Thank you for your first opinion
to his 43 opinion about the need to
search for some Non-eclidian mathematics.

I will study that and respond to you
on Saterday

take care
Moshek

P.S:
To HallsofIvy remak about some T.V program. as far as i can see it T.V is an invention that with minimum effort reduse for the maximum the intelligent of the observer.
 
  • #32
Dear phoenix,

Your Kernel is really nice but still similar to the circles of Ptolemy to describe the retrograde movement of mars.

So as Copernicus discover, we need today to put the center of mathematics not in logic but more on it organic unity with is the principle of duality ( Complementary as Organic wrote) and it geometric interpatation of the Klein Bottle as positive interpatation to Goedel theorem.

My regard
Moshek
 

1. What is the main focus of "Exploring the Unity of Mathematics: From Ptolemy to Copernicus and Beyond"?

The main focus of "Exploring the Unity of Mathematics: From Ptolemy to Copernicus and Beyond" is to examine the connections and relationships between different branches of mathematics, from ancient times to the present day.

2. Who are some of the key figures discussed in the book?

The book discusses the contributions of mathematicians such as Ptolemy, Copernicus, Descartes, Newton, and Euler, among others.

3. How does the book explore the unity of mathematics?

The book explores the unity of mathematics by examining how various mathematical concepts and theories are interconnected and build upon each other. It also discusses the historical development of mathematics and how different cultures and civilizations have contributed to its growth.

4. Is this book suitable for non-mathematicians?

Yes, this book is suitable for non-mathematicians as it presents the material in a clear and accessible manner, without assuming a strong background in mathematics. It also includes many illustrations and examples to help readers understand the concepts being discussed.

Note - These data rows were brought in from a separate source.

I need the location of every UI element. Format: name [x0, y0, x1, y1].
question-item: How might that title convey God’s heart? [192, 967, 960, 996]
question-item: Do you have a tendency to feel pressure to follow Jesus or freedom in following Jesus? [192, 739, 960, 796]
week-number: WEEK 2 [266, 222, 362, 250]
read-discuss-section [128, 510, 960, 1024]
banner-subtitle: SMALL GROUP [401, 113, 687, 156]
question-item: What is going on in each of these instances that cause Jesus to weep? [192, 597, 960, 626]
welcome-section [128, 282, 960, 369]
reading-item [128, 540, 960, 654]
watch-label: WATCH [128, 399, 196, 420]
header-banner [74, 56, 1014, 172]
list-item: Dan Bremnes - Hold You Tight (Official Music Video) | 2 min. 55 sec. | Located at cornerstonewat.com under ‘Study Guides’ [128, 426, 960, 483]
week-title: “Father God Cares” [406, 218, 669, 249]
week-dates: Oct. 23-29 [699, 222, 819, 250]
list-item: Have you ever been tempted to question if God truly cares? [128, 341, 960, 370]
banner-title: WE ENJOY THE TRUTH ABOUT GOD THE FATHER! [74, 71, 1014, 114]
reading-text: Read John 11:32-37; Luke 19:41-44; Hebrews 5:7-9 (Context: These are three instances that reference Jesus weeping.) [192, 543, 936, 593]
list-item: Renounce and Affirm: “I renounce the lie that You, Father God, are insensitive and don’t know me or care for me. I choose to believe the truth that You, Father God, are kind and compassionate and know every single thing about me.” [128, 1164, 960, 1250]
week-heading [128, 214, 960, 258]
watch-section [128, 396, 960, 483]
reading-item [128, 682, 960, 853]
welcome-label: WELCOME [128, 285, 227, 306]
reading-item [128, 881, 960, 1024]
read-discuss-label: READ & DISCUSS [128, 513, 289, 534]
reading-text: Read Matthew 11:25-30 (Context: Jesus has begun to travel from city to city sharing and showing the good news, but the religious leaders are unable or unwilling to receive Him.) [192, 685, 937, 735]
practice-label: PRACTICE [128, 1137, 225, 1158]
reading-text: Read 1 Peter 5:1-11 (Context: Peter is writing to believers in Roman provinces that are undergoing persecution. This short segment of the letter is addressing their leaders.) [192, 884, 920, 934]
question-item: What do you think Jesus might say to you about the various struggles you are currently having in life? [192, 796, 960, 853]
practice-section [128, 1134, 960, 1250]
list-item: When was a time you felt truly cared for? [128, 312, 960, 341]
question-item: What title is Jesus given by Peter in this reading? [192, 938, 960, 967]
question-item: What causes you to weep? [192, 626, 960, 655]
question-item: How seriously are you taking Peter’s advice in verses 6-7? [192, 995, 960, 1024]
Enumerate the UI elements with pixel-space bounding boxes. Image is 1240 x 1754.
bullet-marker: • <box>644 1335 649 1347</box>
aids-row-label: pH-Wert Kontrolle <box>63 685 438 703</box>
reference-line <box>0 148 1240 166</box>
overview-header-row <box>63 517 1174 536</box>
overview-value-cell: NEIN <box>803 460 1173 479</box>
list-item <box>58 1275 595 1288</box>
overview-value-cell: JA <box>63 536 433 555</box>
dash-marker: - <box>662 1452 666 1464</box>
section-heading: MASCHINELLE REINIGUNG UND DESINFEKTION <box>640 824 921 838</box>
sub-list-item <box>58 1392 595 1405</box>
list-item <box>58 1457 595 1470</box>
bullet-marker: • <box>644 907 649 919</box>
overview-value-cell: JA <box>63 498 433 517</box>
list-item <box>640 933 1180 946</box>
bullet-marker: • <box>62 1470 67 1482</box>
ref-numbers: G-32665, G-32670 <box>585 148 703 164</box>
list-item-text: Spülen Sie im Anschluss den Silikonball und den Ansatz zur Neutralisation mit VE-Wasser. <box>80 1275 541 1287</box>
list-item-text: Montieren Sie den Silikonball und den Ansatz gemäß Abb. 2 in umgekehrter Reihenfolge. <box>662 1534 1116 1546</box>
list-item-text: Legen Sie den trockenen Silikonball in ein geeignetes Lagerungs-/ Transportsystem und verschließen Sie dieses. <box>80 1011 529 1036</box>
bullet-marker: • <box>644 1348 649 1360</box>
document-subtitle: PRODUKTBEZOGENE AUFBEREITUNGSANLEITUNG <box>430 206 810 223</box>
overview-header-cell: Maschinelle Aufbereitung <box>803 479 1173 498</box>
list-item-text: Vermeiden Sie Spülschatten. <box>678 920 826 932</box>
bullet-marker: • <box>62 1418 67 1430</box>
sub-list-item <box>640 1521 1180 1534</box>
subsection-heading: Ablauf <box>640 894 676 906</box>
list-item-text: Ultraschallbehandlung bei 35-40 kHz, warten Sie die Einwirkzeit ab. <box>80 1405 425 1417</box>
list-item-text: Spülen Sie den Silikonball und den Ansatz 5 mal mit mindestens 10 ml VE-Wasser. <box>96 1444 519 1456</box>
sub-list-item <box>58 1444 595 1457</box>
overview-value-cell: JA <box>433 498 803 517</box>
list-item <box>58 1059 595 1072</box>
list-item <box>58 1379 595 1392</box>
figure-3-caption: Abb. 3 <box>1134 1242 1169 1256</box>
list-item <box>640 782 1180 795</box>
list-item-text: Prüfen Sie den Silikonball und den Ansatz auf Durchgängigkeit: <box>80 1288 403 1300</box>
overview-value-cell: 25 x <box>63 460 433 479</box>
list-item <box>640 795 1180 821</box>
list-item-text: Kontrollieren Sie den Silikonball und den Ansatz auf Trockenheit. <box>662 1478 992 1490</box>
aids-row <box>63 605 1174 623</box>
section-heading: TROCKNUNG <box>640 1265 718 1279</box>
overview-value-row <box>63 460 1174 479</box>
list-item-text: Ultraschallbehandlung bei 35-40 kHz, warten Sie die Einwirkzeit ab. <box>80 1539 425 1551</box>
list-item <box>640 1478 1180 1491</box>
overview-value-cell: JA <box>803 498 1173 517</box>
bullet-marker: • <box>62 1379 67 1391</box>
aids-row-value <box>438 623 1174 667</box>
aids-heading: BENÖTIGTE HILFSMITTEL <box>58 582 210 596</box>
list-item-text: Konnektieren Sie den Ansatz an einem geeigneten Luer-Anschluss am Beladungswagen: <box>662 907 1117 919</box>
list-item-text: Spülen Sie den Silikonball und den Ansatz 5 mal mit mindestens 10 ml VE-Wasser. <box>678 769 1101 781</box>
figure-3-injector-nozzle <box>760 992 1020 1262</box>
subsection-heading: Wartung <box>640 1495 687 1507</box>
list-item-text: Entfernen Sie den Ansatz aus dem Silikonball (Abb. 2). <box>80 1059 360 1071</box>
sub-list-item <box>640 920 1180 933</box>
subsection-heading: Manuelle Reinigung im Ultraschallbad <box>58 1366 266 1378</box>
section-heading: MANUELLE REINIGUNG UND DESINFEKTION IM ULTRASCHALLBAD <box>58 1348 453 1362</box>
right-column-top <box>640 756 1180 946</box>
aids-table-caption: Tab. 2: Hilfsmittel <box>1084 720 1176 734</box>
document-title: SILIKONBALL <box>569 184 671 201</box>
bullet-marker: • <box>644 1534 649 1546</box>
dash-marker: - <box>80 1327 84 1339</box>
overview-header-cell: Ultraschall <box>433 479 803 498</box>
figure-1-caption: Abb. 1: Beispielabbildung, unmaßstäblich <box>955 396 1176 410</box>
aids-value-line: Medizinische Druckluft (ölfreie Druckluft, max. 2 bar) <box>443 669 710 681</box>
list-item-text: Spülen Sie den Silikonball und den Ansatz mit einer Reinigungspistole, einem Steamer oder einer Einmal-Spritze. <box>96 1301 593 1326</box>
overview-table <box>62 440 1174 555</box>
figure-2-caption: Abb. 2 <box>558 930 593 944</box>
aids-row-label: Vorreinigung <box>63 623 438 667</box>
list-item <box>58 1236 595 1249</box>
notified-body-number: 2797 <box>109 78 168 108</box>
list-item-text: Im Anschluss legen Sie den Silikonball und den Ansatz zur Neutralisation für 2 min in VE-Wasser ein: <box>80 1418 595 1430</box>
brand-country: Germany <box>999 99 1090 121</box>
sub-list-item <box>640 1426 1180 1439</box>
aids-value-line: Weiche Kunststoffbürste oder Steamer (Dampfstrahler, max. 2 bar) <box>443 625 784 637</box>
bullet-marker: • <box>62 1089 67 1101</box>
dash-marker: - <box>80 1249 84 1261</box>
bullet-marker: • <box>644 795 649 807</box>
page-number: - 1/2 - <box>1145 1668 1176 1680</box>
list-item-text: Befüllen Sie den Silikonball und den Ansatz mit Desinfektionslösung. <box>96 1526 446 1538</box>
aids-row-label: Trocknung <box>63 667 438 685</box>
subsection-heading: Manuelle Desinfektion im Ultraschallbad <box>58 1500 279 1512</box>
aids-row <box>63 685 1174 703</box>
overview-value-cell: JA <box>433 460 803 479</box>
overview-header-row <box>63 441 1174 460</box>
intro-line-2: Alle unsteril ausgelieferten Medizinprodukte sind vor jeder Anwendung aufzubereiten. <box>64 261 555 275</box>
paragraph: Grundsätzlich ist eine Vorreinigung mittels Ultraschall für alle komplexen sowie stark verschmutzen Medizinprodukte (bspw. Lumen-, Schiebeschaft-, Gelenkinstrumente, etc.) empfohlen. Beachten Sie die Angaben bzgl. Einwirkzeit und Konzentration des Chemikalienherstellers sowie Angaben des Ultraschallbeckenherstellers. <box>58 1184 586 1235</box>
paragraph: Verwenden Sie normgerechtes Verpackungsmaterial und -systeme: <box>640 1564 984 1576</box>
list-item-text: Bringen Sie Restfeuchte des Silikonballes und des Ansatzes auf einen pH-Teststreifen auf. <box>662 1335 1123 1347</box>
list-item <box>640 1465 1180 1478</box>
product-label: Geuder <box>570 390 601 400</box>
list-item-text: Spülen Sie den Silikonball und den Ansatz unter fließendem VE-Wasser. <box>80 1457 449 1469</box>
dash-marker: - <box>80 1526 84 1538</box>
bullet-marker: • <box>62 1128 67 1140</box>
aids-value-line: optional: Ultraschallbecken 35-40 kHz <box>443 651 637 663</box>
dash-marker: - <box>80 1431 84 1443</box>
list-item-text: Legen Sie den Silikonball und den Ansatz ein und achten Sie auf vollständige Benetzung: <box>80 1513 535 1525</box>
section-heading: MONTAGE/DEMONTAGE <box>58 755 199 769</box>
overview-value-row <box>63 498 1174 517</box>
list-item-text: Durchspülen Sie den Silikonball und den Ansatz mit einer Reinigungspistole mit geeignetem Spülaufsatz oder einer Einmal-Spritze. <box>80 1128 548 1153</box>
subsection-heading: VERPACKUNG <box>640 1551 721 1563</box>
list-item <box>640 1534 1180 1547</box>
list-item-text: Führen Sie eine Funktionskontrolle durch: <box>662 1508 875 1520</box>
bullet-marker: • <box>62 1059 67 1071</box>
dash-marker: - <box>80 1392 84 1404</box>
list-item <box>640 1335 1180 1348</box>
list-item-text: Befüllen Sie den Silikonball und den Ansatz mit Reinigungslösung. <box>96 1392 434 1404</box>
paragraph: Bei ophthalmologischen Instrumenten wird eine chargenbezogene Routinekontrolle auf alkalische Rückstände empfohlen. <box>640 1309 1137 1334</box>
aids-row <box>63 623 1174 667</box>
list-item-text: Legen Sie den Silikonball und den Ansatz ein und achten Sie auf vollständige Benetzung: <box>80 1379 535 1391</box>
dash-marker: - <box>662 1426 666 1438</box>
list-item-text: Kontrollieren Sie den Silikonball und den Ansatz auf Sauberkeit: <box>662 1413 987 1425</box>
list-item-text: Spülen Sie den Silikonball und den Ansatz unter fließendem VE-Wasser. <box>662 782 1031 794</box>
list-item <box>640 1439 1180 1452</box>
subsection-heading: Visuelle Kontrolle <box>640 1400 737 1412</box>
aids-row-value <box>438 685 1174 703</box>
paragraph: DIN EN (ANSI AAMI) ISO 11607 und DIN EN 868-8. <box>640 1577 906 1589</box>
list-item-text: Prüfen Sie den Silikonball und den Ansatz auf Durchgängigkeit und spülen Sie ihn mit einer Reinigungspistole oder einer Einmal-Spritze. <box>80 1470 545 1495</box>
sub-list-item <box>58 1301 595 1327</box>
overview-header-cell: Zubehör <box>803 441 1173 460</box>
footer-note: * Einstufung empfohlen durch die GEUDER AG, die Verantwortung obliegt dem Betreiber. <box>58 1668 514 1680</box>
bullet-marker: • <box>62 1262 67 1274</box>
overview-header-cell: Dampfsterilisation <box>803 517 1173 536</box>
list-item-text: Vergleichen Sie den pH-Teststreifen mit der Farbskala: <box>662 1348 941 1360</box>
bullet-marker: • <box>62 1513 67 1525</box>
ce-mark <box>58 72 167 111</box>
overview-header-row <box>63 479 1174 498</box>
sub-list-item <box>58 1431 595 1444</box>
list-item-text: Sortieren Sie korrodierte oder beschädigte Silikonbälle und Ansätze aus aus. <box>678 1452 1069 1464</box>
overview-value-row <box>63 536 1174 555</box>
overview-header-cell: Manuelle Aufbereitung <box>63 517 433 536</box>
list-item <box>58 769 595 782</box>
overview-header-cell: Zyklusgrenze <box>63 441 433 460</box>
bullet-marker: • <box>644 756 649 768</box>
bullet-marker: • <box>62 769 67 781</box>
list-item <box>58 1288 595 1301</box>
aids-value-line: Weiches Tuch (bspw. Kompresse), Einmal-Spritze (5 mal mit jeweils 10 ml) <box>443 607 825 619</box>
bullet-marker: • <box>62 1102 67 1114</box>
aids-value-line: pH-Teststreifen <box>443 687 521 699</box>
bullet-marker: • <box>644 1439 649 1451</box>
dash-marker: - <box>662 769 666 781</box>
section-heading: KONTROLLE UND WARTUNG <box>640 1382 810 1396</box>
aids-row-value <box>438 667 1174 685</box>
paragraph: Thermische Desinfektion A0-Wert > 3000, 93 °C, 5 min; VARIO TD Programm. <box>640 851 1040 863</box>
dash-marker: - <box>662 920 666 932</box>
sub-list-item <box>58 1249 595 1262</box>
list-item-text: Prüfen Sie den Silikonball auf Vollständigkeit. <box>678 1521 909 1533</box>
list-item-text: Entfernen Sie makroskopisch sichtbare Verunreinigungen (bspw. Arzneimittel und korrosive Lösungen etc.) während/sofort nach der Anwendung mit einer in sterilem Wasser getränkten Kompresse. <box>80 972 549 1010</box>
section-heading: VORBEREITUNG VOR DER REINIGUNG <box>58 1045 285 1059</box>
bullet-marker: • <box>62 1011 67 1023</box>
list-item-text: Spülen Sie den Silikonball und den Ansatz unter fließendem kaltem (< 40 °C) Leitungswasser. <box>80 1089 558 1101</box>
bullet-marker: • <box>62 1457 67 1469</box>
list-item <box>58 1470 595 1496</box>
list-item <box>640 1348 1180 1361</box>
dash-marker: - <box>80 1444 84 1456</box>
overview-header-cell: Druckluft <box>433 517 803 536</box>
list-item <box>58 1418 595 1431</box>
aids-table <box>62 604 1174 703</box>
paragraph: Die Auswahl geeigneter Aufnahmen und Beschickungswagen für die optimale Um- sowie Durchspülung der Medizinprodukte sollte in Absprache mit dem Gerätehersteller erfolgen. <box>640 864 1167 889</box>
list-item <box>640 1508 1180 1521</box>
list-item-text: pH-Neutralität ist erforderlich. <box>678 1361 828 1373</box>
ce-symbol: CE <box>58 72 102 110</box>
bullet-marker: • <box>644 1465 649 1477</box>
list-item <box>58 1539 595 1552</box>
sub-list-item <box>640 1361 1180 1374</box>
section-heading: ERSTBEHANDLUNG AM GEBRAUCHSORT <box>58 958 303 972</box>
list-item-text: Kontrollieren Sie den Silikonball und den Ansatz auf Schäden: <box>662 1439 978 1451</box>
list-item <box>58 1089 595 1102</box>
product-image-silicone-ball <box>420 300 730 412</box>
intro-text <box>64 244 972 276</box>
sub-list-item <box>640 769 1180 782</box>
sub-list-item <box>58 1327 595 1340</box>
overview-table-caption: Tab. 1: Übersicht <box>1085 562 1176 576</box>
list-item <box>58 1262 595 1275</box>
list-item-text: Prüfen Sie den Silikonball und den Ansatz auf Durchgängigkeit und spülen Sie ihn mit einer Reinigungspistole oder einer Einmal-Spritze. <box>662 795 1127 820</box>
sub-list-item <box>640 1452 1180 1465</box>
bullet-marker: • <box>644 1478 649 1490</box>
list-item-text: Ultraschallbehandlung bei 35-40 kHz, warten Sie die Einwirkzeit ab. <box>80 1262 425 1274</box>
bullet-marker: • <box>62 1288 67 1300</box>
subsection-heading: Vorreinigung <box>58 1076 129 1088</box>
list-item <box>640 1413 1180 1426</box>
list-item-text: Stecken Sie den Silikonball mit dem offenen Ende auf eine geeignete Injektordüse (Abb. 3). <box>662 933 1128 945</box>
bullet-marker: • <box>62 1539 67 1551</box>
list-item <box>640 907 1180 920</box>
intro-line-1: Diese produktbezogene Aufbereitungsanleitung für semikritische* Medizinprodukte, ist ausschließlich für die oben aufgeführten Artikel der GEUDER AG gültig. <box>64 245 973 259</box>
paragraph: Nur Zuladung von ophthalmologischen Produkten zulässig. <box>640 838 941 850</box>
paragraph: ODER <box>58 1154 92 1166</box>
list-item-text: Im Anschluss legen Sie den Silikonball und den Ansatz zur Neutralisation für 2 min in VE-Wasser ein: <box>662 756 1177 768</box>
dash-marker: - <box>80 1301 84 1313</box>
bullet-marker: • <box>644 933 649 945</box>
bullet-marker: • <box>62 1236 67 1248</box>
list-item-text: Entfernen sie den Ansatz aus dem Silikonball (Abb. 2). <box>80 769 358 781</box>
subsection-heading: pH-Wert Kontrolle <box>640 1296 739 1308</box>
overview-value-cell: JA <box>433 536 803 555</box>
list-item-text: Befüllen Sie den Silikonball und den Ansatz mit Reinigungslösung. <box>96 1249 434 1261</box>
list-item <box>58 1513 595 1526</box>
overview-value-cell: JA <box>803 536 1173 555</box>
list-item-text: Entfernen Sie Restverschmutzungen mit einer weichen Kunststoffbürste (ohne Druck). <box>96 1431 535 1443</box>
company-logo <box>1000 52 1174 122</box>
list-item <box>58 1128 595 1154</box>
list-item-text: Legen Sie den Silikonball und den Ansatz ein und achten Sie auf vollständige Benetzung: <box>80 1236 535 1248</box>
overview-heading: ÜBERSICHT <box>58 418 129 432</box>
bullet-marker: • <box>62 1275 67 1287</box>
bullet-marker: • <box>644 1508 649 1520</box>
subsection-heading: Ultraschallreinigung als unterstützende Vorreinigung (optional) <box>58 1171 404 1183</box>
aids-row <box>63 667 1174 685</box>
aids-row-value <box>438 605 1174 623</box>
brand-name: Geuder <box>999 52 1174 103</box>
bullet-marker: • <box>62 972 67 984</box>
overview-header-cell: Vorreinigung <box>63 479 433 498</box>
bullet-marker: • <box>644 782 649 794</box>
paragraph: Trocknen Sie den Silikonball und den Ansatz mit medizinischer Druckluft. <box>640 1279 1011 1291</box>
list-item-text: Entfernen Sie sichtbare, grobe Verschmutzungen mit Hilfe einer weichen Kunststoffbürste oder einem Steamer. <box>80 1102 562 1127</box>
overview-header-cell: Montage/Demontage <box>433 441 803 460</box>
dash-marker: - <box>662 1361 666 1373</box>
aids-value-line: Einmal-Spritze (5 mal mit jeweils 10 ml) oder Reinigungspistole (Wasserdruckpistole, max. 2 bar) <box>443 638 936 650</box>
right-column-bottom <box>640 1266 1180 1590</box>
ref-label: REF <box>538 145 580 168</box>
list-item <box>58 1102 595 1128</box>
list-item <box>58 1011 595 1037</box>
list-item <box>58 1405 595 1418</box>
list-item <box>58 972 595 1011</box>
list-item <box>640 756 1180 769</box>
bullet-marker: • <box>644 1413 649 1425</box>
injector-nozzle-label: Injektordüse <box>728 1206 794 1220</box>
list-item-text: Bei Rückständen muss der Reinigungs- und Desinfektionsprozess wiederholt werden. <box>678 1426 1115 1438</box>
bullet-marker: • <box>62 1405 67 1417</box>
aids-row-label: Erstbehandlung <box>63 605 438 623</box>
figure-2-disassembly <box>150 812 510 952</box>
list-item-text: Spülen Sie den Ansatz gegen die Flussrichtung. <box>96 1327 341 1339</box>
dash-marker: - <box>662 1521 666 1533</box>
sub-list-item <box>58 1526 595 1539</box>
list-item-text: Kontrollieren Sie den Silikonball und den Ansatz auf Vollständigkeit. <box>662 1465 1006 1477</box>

5. What makes "Exploring the Unity of Mathematics" a valuable read for scientists?

This book is valuable for scientists because it highlights the interconnectedness of different branches of mathematics and how they are essential for understanding and solving complex scientific problems. It also provides insights into the historical development of mathematics and the impact it has had on various fields of science.